«Qu’est-ce que je penserais si je n’avais pas peur?»
Joël Burri, responsable de Protestinfo, partage une seconde réflexion ramenée de la Conférence européenne de l’internet chrétien.
Photo: CC(by) Juanedc.com
Lorsque des afflux de réfugiés sont arrivés à la gare centrale de Göteborg, comme beaucoup Gustav Martner est arrivé avec des thermos de cafés et de sandwiches. Mais, il s’est vite rendu compte que ce dont les migrants qui avaient quitté familles et amis pour chercher refuge en Europe manquait le plus, c’était de moyen de communiquer avec leurs proches.

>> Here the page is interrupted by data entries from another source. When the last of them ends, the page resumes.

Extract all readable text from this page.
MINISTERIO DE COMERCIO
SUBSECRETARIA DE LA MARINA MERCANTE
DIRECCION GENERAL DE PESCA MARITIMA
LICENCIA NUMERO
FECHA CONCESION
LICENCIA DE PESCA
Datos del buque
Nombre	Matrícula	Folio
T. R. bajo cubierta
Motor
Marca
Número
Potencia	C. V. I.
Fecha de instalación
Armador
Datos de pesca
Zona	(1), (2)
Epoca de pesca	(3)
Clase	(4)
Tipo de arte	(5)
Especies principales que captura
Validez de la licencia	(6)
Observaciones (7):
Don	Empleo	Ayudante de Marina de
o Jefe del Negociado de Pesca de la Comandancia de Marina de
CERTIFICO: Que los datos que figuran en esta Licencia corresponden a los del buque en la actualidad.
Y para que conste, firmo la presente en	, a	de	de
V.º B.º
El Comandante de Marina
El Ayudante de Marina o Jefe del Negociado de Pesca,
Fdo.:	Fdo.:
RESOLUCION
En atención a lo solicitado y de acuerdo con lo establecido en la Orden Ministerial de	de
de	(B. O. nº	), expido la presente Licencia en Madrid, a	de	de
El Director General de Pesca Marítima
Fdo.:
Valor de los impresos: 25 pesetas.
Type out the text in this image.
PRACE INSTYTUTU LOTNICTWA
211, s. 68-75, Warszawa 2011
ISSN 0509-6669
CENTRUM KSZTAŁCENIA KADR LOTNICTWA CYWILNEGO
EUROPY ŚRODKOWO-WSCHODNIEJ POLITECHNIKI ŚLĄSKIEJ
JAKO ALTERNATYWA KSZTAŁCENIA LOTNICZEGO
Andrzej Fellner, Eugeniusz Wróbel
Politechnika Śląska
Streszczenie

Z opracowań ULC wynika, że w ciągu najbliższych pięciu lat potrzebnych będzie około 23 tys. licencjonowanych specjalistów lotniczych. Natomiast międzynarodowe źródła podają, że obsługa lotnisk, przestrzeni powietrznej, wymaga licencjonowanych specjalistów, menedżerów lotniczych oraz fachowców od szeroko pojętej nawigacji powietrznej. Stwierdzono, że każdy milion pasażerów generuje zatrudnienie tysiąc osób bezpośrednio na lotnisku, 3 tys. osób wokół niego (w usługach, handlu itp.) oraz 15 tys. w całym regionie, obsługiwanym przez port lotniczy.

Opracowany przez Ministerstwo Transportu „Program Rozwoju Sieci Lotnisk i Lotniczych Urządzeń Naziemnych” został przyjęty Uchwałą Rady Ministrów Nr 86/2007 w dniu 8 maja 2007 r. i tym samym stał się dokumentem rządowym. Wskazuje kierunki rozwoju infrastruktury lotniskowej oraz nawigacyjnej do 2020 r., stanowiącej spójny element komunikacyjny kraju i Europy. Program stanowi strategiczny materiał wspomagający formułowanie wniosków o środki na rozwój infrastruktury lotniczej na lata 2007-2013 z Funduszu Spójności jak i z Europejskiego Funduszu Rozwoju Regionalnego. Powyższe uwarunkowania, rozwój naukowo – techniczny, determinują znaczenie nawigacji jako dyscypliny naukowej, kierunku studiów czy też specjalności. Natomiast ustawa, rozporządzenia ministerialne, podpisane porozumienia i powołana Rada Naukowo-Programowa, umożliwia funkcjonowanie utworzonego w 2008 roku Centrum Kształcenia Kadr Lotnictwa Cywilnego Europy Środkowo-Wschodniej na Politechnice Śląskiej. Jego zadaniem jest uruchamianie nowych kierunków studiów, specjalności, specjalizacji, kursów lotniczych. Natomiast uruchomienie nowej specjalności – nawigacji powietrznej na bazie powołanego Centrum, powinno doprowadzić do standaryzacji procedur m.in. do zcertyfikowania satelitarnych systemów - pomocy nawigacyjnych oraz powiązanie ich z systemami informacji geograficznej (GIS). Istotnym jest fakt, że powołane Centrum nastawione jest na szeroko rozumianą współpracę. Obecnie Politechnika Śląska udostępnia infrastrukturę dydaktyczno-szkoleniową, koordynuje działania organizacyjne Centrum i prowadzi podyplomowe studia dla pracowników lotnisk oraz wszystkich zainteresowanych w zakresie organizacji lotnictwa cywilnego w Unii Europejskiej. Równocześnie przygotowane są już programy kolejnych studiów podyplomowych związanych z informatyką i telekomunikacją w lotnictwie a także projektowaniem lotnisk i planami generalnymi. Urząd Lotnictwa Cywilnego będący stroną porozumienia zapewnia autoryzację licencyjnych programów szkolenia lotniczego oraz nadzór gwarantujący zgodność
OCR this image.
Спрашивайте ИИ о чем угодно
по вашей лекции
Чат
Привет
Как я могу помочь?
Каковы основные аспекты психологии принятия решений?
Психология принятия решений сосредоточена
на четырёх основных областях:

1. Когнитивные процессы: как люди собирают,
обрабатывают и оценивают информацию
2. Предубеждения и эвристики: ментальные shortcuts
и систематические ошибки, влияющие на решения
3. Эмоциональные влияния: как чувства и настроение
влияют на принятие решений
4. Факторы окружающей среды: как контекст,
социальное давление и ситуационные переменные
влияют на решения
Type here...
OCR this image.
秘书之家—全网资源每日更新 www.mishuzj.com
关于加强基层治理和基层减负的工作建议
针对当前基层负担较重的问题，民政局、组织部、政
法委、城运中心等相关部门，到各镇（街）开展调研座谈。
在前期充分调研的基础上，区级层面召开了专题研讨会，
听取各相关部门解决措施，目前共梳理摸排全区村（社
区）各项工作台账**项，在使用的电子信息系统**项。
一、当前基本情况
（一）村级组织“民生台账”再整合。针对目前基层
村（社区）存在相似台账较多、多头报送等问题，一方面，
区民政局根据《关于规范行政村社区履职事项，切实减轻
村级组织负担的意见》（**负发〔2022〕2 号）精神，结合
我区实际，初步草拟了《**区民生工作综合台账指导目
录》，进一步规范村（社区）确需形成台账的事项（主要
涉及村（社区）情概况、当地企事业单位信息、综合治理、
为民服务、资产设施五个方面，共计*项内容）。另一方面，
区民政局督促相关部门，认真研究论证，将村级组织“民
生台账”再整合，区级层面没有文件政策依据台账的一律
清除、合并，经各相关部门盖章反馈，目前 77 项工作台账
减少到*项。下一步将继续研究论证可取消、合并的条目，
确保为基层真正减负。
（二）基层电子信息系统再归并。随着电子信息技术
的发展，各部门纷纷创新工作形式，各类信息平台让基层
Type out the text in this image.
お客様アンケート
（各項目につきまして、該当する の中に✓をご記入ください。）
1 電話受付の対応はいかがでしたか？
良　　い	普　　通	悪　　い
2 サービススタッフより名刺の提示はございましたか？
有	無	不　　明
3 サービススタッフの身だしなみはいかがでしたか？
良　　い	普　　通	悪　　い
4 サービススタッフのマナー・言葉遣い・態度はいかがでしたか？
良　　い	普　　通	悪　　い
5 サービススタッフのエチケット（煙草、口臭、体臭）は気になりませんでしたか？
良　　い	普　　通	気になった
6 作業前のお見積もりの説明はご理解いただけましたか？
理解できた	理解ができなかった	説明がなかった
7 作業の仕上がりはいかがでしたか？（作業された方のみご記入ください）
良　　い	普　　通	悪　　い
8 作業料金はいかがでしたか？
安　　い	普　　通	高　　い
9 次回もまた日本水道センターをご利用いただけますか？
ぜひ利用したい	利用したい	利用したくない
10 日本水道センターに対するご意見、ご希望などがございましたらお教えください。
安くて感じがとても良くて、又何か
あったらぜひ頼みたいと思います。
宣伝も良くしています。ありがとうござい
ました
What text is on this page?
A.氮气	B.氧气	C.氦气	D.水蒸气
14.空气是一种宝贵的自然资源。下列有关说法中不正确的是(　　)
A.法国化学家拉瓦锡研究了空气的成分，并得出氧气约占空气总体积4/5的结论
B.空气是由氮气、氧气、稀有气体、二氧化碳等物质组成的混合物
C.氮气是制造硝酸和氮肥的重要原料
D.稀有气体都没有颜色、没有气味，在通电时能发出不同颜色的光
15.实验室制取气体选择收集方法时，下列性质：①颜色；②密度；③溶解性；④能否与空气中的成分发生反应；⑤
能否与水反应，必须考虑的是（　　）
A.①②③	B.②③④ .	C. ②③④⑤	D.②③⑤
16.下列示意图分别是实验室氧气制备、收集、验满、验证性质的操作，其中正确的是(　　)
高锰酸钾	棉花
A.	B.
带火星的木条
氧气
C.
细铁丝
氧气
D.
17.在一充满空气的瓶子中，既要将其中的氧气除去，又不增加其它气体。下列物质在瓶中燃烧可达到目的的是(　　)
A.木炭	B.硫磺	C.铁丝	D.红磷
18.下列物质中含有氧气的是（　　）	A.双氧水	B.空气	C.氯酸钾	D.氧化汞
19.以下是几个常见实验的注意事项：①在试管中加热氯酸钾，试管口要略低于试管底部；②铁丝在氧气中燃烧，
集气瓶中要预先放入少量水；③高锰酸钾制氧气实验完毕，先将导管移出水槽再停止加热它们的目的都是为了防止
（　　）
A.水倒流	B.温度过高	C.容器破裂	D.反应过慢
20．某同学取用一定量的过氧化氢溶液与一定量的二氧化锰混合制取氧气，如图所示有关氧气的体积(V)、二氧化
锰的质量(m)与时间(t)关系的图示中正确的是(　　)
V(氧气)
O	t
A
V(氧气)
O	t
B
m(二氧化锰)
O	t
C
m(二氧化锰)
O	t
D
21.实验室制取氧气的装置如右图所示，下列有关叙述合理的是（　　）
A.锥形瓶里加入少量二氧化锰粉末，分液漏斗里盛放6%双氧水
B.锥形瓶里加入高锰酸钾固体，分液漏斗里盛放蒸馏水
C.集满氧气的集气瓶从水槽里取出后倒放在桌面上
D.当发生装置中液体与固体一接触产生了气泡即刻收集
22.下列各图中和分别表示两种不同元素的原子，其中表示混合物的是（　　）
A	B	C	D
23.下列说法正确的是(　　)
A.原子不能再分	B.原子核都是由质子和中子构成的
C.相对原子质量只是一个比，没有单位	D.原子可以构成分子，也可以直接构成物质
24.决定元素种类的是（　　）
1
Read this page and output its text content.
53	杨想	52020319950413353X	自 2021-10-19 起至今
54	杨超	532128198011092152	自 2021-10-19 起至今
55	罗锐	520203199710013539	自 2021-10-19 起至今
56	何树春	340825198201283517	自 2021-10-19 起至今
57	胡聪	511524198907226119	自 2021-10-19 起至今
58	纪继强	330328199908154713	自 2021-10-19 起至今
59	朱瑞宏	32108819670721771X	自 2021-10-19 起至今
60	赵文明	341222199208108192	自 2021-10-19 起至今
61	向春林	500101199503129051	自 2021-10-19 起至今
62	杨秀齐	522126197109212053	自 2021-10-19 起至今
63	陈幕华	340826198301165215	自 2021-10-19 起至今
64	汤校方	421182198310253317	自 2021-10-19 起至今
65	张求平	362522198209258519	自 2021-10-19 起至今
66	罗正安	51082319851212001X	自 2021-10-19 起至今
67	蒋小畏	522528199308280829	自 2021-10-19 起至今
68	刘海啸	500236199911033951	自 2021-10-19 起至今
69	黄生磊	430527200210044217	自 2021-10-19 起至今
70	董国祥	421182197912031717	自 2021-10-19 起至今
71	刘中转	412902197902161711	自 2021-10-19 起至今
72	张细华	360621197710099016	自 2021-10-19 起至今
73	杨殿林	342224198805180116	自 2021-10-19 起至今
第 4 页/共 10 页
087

L’ancien publicitaire a alors acheté des cartes SIM et les a distribuées, puis a fait appel à ses anciens clients pour distribuer à plus large échelle téléphones et crédit de communication. Afin que les migrants puissent juste appeler, prendre des nouvelles, dire qu’ils sont toujours en vie.
«Refugee Phone», fait maintenant partie des projets soutenus par Digital Reliance, l’organisation non gouvernementale que Gustav Martner a contribué à mettre sur pied en 2015 et qui se donne pour objectif de «renforcer les groupes vulnérables dans les médias numériques.»
A l’occasion de la fête de mères, Digital Reliance a aussi invité les Syriens réfugiés en Suède à laisser un message pour leur mère restée au pays sur un répondeur téléphonique. Ces enregistrements ont ensuite été diffusés par des radios syriennes. Souvent la radio est encore présente là où le téléphone ne passe plus. «Mais c’était surtout une opération de communication pour le public suédois», souris Gustav Martner, lorsqu’il présente ses activités aux participants de l’European Christian internet Conférence (Conférence européenne de l’internet chrétien - ECIC) qui se tenait il y a une dizaine de jours près de Göteborg. «La fête des mères avait lieu le même jour en Suède et en Syrie. Grâce à cette opération, nous voulions montrer à quel point les Syriens sont comme nous!»
Avant de participer à la création de Digital Reliance, Gustav Martner a fondé, en 2000, une agence web qui a bossé pour de grandes entreprises telles que Carlsberg ou Sony Mobile; puis il s’est lancé, en 2009, dans le big data – l’art de traiter et de visualiser les données –.
Voir que les migrants avaient davantage besoin de moyens de communication que de café relève-t-il du génie? L’intéressé y voit plutôt une façon différente de traiter les faits. «Inconsciemment, les gens résistent aux informations factuelles qui mettent en dangers leurs définitions habituelles.» Quand Gustav Martner travaillait dans le big data, il a d’ailleurs régulièrement rencontré des gens qui ne retiraient de son travail que les éléments qui allaient dans leur sens. «Ils s’achetaient une confirmation.»
Quant à lui, il s’impose avant d’agir, de soumettre ses réflexions à la question «qu’est-ce que je penserais si je n’avais pas peur.»
Se laisser convaincre par les faits plutôt que par ses convictions habituelles est, selon Gustav Martner, quelque chose qui s’apprend. Et quelle efficacité pourrait-on gagner dans nos institutions si l’on cessait d’amener du café à des gens qui n’ont pas soif, simplement parce que l’on est convaincu de bien faire.